No Yoga, lembre-se, Skanda é nome dado ao poder de abstinência sexual. Nos textos da doutrina, encontramos: A energia da semente viril, preservada pela ascese e pela castidade absoluta, é chamada Skanda (o jato do esperma) ou Kumara (adolescente). Na prática do Yoga, quando um controle absoluto não é conseguido, Kumara não “nasce” e o esforço mental é sempre ameaçado pelas tentações. Para o iogue, isto significa que entre os humanos os deuses são sempre atormentados pelos anti-deuses. Somente quando a semente viril é sublimada e ascende pelo canal central (sushumna) do corpo sutil, que acompanha a coluna vertebral, que o iogue se torna mestre de sua vida instintiva. É nesse momento que Skanda nasce.

As Plêiades, nesse contexto, são divindades associadas ao fogo,

consideradas sob um aspecto benéfico. São elas as amas de Kumara, tendo relação com os seis centros sutis através dos quais Kumara progride. Estes centros sutis, como se sabe, são os chakras (rodas), que fazem parte de um total de sete, que se dispõem no corpo humano da região sacro-coccígeo ao topo da cabeça, na seguinte ordem: muladhara (centro do suporte da raiz, no períneo), svadhisthana (região genital), manipura (na área do estômago), anahata (no centro do peito), vishuddha (na região da garganta), ajña (entre os olhos, no meio da testa) e sahasrara (na coroa da cabeça). Cada um destes centros corresponde a uma função, na ordem acima: coesão, contração, expansão, movimento, espaço, consciência do eu e realidade transcendente. Cada um deles, na mesma ordem, corresponde aos seguintes elementos: terra, água, fogo, ar, éter, até o quinto centro. 

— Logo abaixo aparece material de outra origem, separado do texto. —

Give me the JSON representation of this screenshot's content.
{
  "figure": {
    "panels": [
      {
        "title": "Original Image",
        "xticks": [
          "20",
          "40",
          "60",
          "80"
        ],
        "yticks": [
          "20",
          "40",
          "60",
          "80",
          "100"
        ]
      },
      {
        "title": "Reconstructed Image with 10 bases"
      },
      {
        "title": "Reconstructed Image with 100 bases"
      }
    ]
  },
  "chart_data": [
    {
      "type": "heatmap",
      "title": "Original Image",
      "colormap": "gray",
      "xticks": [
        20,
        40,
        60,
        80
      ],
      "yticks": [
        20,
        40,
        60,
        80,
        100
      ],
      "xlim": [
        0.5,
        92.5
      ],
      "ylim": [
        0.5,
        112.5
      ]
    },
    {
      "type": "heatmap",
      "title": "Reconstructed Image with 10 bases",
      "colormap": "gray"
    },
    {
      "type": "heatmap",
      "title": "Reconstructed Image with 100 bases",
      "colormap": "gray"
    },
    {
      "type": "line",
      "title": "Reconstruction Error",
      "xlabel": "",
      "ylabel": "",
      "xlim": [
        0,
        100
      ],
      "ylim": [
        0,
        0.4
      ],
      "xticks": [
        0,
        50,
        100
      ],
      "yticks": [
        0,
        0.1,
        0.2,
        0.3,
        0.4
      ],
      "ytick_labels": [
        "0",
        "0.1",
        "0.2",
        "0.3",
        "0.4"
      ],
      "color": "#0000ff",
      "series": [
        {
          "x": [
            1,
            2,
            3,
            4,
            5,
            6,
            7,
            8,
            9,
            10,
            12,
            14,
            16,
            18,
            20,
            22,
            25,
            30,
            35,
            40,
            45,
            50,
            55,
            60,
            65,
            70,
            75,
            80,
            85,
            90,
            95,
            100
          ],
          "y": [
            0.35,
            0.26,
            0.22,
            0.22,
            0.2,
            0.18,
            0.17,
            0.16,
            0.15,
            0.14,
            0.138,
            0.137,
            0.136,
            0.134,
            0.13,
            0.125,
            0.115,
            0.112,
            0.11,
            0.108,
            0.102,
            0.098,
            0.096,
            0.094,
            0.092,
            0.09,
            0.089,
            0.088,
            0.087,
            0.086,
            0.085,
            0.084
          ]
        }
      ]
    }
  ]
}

Kumara Skanda cavalga um pavão, ave que é grande inimiga das serpentes, e, como tal, destruidora dos mais sutis instintos que submetem o ser humano. É neste sentido, dizem os hindus, que Kumara muda o veneno em ambrósia. A serpente, por outro lado, como uróboro, representa o ciclo anual. O pavão aparece assim como o destruidor do Tempo. Na cosmologia, Kumara identifica-se à energia solar presente nas mais altas esferas, acima do ar, na região etérica.

CAUDA   PAVONIS
Taos em grego, pavus em latim, o pavão é originário da Índia, sempre considerado como montaria (vahana) divina, inimigo natural das serpentes, como se disse. Às suas penas atribuía-se o poder de transformar os venenos em energia solar. Na Alquimia, sua cauda (cauda pavonis) constitui em muitos textos e imagens o signo da transformação visível de substâncias inferiores em superiores.


Na astrologia védica (Jyotish), Kartikeya é um dos nomes do planeta Marte, também apelidado de Angaraka (brasa) e Kuja (nascido da terra), sempre associado ao guna rajas e à segunda casta (varna), à dos guerreiros.


KUNDALINI

A serpente é um dos mais importantes arquétipos da vida humana. Ela se confunde com a própria energia cósmica, localizada no ser humano no chamado chakra básico (Muladhara), inconsciente, ali aninhada. Tem a ver com a vida instintiva, que precisa ser controlada, disciplinada. Os hindus a chamam de kundalini, força que nos anima e mantém. Seu agente é o planeta Marte, Kumara Skanda, que na Astrologia passa por nefasto, já que é seco, quente, áspero e feroz.